Toronto, Ontario · Opened 1999 · Capacity 19,800

Scotiabank Arena

History

Scotiabank Arena sits at the foot of the CN Tower in downtown Toronto, a 19,800-seat arena that serves as the spiritual home of Canadian basketball. Opened in 1999 as the Air Canada Centre, the building replaced the SkyDome (now Rogers Centre) as the Raptors' primary venue and gave the franchise — founded just four years earlier in 1995 — its first dedicated basketball home.
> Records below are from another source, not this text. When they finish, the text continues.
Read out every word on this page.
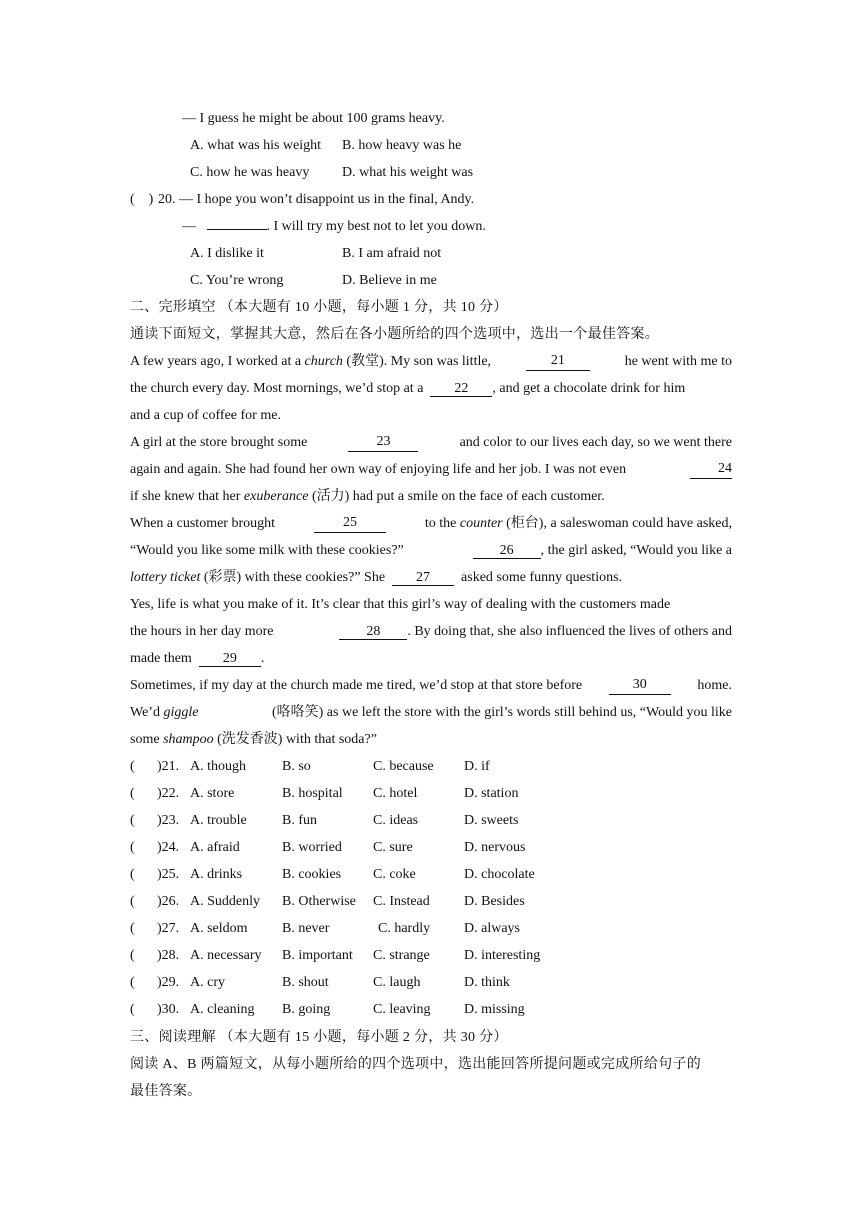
— I guess he might be about 100 grams heavy.
A. what was his weight B. how heavy was he
C. how he was heavy D. what his weight was
( ) 20. — I hope you won’t disappoint us in the final, Andy.
—	. I will try my best not to let you down.
A. I dislike it	B. I am afraid not
C. You’re wrong	D. Believe in me
二、完形填空 （本大题有 10 小题，每小题 1 分，共 10 分）
通读下面短文，掌握其大意，然后在各小题所给的四个选项中，选出一个最佳答案。
A few years ago, I worked at a church (教堂). My son was little,	21	he went with me to
the church every day. Most mornings, we’d stop at a 22 , and get a chocolate drink for him
and a cup of coffee for me.
A girl at the store brought some	23	and color to our lives each day, so we went there
again and again. She had found her own way of enjoying life and her job. I was not even	24
if she knew that her exuberance (活力) had put a smile on the face of each customer.
When a customer brought	25	to the counter (柜台), a saleswoman could have asked,
“Would you like some milk with these cookies?”	26 , the girl asked, “Would you like a
lottery ticket (彩票) with these cookies?” She 27 asked some funny questions.
Yes, life is what you make of it. It’s clear that this girl’s way of dealing with the customers made
the hours in her day more	28 . By doing that, she also influenced the lives of others and
made them 29 .
Sometimes, if my day at the church made me tired, we’d stop at that store before	30	home.
We’d giggle	(咯咯笑) as we left the store with the girl’s words still behind us, “Would you like
some shampoo (洗发香波) with that soda?”
( )21. A. though	B. so	C. because D. if
( )22. A. store	B. hospital C. hotel	D. station
( )23. A. trouble	B. fun	C. ideas	D. sweets
( )24. A. afraid	B. worried C. sure	D. nervous
( )25. A. drinks	B. cookies C. coke	D. chocolate
( )26. A. Suddenly B. Otherwise C. Instead D. Besides
( )27. A. seldom B. never	C. hardly D. always
( )28. A. necessary B. important C. strange D. interesting
( )29. A. cry	B. shout	C. laugh	D. think
( )30. A. cleaning B. going	C. leaving D. missing
三、阅读理解 （本大题有 15 小题，每小题 2 分，共 30 分）
阅读 A、B 两篇短文，从每小题所给的四个选项中，选出能回答所提问题或完成所给句子的
最佳答案。
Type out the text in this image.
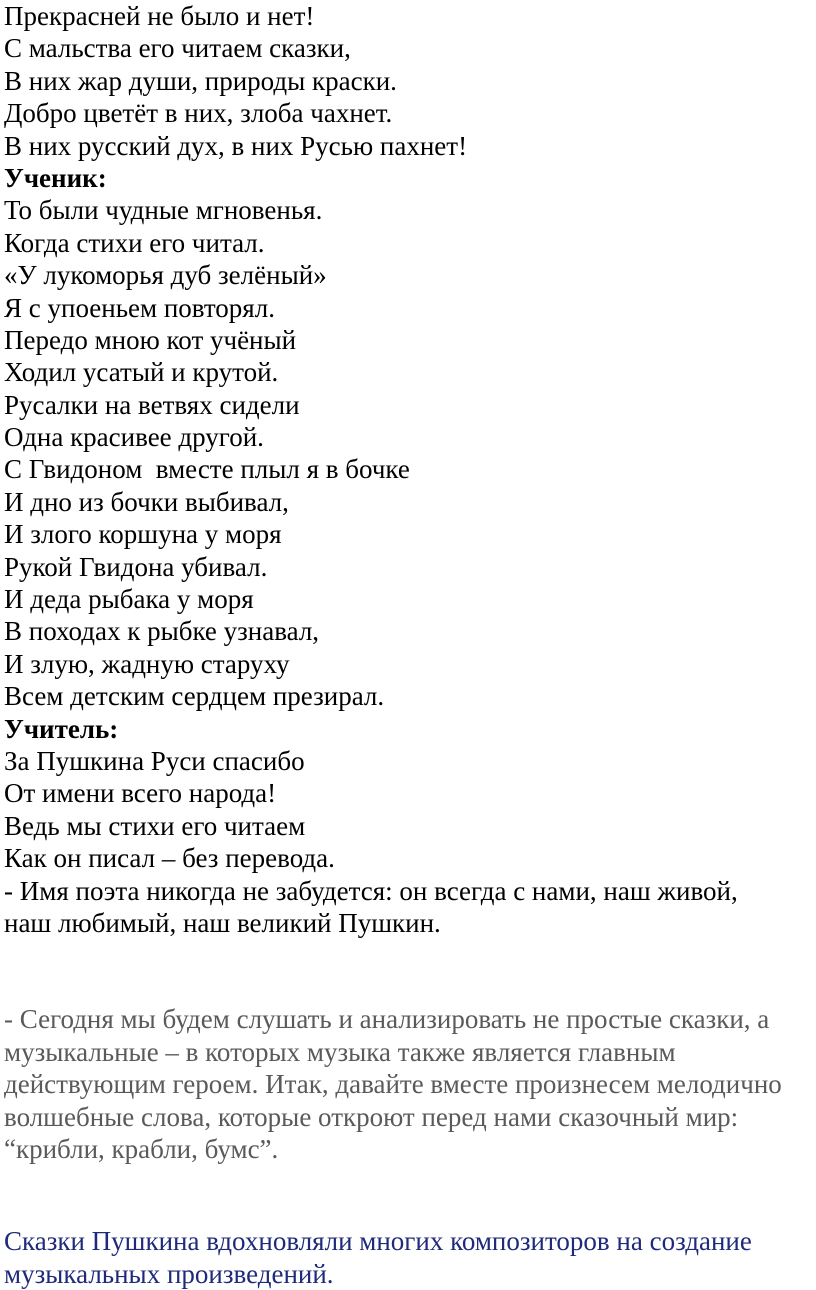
Прекрасней не было и нет!
С мальства его читаем сказки,
В них жар души, природы краски.
Добро цветёт в них, злоба чахнет.
В них русский дух, в них Русью пахнет!
Ученик:
То были чудные мгновенья.
Когда стихи его читал.
«У лукоморья дуб зелёный»
Я с упоеньем повторял.
Передо мною кот учёный
Ходил усатый и крутой.
Русалки на ветвях сидели
Одна красивее другой.
С Гвидоном  вместе плыл я в бочке
И дно из бочки выбивал,
И злого коршуна у моря
Рукой Гвидона убивал.
И деда рыбака у моря
В походах к рыбке узнавал,
И злую, жадную старуху
Всем детским сердцем презирал.
Учитель:
За Пушкина Руси спасибо
От имени всего народа!
Ведь мы стихи его читаем
Как он писал – без перевода.
- Имя поэта никогда не забудется: он всегда с нами, наш живой,
наш любимый, наш великий Пушкин.
- Сегодня мы будем слушать и анализировать не простые сказки, а
музыкальные – в которых музыка также является главным
действующим героем. Итак, давайте вместе произнесем мелодично
волшебные слова, которые откроют перед нами сказочный мир:
“крибли, крабли, бумс”.
Сказки Пушкина вдохновляли многих композиторов на создание
музыкальных произведений.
The arena also houses the Toronto Maple Leafs of the NHL, creating a dual identity that fills the building nearly every night of the year, but it is the Raptors who have given the arena its most transcendent moments.

For much of its early history, the arena struggled to establish a basketball identity in a hockey-obsessed nation. The Raptors' first decade was a wilderness of losing seasons, front-office dysfunction, and the nagging perception that Toronto was a hockey city tolerating basketball rather than embracing it. The brief Vince Carter era provided spectacular individual moments — his 2000 Slam Dunk Contest performance remains the greatest in the competition's history — but the franchise could not sustain success, and the arena's upper decks were often populated by empty seats and visiting fans.

The transformation began gradually, then all at once. The Masai Ujiri era brought competence, ambition, and the "We The North" branding campaign that reframed the franchise's geographic isolation as a source of pride rather than limitation. The arena began to fill. The crowds grew louder. DeMar DeRozan and Kyle Lowry gave the building its modern identity — tough, loyal, perpetually underestimated — and when Ujiri made the audacious gamble to trade DeRozan for Kawhi Leonard in 2018, the arena held its collective breath.

What followed was the single greatest season in Canadian basketball history. Leonard, with his enormous hands and preternatural calm, led the Raptors to the 2019 NBA championship, and Scotiabank Arena became the epicenter of a national celebration. His four-bounce buzzer-beater against Philadelphia in the second round — the ball bouncing on the rim for what felt like an eternity before falling through — is the most iconic moment in the building's history. When the Raptors defeated Golden State in the Finals, the celebration spilled out of the arena and into the streets of downtown Toronto, a hockey city transformed into a basketball city overnight.

Scotiabank Arena endures as the home of "We The North" — a building that carried an entire country's basketball dreams and, for one indelible season, delivered them.